The reason I'm still on the fediverse is because I have nowhere else to go. Everywhere else has simply become inhospitable.

---

All of this sounds cynical, and it probably is, but I do think that we can build better software, provided that we share the same goals and principles. I think that "connecting services with other services" is on balance an improvement compared to a world where services aren't connected to anything at all, but I would posit that we need to go further than that. We need to connect people and enable them to communicate more effectively. We need to build better avenues for self-expression. It turns out that you don't need to adhere to the fediverse model to achieve this. Rather than distributing the content, you can federate the identity. You can give people more control over where their posts end up being syndicated. You can build explicitly managed reified spaces that people can intentionally participate within. There's so much we can do, and we should be willing to evolve beyond a model where only services can exist. We should be willing to build a real Social Web, where the entire Web can participate.

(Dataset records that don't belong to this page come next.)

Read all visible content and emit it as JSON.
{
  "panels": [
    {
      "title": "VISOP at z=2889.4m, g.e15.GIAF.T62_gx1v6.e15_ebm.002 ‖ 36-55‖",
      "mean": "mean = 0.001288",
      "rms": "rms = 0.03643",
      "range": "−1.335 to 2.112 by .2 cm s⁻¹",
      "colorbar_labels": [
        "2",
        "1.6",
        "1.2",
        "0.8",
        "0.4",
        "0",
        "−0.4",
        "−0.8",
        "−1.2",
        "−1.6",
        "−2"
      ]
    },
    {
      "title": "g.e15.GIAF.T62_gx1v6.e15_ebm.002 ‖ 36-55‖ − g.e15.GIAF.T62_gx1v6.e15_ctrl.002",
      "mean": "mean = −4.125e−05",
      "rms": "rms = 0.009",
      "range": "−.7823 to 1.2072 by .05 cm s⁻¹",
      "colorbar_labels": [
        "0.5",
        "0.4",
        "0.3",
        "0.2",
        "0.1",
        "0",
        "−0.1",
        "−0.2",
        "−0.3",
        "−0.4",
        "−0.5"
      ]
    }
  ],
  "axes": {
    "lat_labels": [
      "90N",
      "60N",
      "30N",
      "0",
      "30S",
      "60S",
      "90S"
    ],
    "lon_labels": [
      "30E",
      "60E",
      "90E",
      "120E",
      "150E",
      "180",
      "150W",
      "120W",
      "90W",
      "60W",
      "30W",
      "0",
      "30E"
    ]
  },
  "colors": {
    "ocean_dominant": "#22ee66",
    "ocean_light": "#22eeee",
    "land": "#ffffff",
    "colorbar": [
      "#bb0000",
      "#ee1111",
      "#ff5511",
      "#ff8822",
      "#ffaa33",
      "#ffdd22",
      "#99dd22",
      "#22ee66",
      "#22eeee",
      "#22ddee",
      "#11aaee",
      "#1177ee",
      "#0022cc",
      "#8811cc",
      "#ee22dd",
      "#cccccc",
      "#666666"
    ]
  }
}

(Somewhat ironically, I think that ActivityPub and ActivityStreams are better fit for actual "activity streams" rather than trying to manipulate a network of syndicated Notes. "Activity streams" have their place, but I don't think you can unify all of digital social communications under this one paradigm. Rather, we should recognize that resources can belong to multiple classes at the same time -- that Thing that's an Article might also be a Post, an Asset, a Review, and so on.)

in reply to julian

This is definitely something I’ve seen a lot of over the years. Take curation, for example. WordPress has a discovery portal for blogs and interesting content. So does Ghost. So does Medium. To some extent, so does Blogger.

A lot of these platforms get caught up in self-discovery and promotion amongst their own kind, when they’d all clearly benefit from showcasing a wider part of the Web regardless of underlying platform.

I really love the idea of Ghost’s “Reader View” which highlights articles from publications you’re subscribed to. It would be amazing to see this kind of utility and a social feed in all blogging platforms.